Steve Malley said...

Ooh, thanks for showing me what I've been missing while my interwebs were broken!

Enter late, leave early is great advice: Never spend a single minute longer in a scene than you need to.

The key word, of course, is *need*. And therein lies our judgement and all that other messy stuff...

Captain Black said...

I love emotional scenes, both as a writer and a reader. It's what makes a really good book. No matter how strong your plot is and how much action there is, without an emotional scene or two, something is missing.

Thanks for the links you've been providing recently. I've been adding these to my database and they'll eventually be incorporated into the "Writing Resource Links" gadget on the NR blog.

Kate Lord Brown said...

Really interesting post - getting the balance right is so important, not to let all the energy go in one scene but to sustain some of the passion/anger/grief or whatever the emotion is to carry things forward. I like characters to be at sizzling distance with the sense they might combust at any moment :)

Rick said...

After reading such a wonderful post as yours, Liz, and Julie's on the mark comments, I have to tell you that I learned a lot just stopping by!

Jan said...

Thanks for some interesting links, Liz.
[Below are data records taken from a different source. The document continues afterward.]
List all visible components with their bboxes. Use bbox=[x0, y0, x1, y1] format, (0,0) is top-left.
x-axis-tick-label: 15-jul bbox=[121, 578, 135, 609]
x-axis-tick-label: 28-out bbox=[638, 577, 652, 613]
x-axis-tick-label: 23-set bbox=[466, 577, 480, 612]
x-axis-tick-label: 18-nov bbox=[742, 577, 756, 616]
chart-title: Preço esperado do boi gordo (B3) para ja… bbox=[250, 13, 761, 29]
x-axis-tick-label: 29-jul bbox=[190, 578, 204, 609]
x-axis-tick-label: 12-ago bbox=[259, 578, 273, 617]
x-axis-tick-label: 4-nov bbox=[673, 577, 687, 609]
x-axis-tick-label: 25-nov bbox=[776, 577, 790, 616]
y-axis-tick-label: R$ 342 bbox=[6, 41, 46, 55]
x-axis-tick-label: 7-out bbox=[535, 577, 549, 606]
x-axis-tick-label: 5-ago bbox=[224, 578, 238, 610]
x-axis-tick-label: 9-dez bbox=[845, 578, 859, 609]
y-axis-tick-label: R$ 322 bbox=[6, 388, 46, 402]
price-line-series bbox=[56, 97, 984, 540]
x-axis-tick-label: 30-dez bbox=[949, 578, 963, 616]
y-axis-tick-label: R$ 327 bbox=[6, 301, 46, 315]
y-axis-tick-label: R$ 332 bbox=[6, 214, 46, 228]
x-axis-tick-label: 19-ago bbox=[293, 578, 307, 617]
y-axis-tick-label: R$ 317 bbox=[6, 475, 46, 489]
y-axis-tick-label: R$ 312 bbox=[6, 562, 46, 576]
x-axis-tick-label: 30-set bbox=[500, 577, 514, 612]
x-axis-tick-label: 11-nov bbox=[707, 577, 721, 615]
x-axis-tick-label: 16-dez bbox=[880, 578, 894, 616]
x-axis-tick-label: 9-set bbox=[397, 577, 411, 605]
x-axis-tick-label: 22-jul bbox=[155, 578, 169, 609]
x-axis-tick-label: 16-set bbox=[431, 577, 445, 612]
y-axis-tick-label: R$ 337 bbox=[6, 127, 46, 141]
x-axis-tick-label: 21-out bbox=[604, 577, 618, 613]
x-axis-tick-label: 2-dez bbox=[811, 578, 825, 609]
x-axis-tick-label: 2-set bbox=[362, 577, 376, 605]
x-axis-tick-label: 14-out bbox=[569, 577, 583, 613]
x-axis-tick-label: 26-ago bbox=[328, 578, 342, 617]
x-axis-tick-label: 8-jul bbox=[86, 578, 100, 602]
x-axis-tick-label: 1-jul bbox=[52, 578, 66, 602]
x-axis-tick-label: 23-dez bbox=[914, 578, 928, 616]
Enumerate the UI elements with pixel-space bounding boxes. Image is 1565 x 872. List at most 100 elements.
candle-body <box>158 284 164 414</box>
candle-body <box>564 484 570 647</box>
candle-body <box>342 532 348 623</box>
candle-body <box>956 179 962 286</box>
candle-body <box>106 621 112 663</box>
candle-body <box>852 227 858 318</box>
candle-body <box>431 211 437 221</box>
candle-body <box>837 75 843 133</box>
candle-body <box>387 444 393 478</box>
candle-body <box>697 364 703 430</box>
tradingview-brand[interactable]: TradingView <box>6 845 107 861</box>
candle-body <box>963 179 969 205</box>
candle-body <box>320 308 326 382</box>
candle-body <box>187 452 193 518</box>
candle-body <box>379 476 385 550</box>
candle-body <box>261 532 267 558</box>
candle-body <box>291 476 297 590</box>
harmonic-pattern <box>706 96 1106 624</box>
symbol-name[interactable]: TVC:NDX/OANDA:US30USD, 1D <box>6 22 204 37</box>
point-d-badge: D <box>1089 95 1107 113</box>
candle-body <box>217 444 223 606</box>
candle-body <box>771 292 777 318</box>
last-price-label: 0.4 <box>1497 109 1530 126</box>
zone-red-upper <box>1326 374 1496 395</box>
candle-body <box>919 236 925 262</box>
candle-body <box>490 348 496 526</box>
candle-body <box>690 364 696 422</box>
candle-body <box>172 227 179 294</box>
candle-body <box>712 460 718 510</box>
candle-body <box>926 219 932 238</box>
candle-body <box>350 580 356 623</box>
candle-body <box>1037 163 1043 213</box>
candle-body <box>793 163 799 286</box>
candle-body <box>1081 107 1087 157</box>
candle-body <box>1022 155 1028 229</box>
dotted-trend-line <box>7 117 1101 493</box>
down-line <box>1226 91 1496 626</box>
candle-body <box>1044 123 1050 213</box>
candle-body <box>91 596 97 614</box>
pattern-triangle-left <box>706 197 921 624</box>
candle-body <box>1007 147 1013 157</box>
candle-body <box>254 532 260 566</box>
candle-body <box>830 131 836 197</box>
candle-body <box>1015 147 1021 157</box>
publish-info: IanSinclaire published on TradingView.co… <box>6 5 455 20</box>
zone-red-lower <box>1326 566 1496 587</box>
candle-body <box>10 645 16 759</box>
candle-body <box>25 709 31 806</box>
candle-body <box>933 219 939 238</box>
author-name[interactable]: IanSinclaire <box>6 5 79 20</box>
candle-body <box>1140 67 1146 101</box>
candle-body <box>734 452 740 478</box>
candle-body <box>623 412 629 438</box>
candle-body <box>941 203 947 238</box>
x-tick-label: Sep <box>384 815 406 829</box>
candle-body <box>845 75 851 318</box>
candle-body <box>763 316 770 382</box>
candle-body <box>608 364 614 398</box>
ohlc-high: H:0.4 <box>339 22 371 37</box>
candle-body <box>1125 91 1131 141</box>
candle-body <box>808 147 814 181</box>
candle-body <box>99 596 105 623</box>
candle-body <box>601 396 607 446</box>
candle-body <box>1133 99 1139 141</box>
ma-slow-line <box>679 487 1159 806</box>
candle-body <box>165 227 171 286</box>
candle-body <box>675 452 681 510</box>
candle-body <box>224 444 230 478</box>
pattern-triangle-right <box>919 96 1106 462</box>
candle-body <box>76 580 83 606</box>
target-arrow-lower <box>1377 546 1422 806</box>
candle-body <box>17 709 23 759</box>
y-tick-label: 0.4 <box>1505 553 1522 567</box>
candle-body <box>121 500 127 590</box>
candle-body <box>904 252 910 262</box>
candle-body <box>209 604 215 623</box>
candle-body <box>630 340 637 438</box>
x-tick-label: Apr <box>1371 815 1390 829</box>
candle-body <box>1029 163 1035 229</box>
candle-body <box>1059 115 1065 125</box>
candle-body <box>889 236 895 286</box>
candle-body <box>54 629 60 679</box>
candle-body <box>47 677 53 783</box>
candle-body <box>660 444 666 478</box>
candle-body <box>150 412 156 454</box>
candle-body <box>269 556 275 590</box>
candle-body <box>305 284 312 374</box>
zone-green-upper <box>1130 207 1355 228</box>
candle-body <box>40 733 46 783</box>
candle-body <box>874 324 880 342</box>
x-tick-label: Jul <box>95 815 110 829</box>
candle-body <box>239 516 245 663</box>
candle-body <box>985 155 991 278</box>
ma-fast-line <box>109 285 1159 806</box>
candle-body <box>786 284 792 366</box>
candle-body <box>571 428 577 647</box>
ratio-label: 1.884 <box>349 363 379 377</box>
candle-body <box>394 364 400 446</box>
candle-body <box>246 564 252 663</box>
Appreciated.

Calistro said...

Great post! I struggled with the same thing in "Heaven..." I liked my main character so much that I HATED throwing conflict and horrible things her way but, as a writer, you have to - that's your job! Think of it this way - by being really mean to your MC you're increasing the reader's sympathy for her.

I think if you feel an ache for her when something horrible happens that's a good sign - your reader will too.

So be brutal (if you can) - throw it all at her!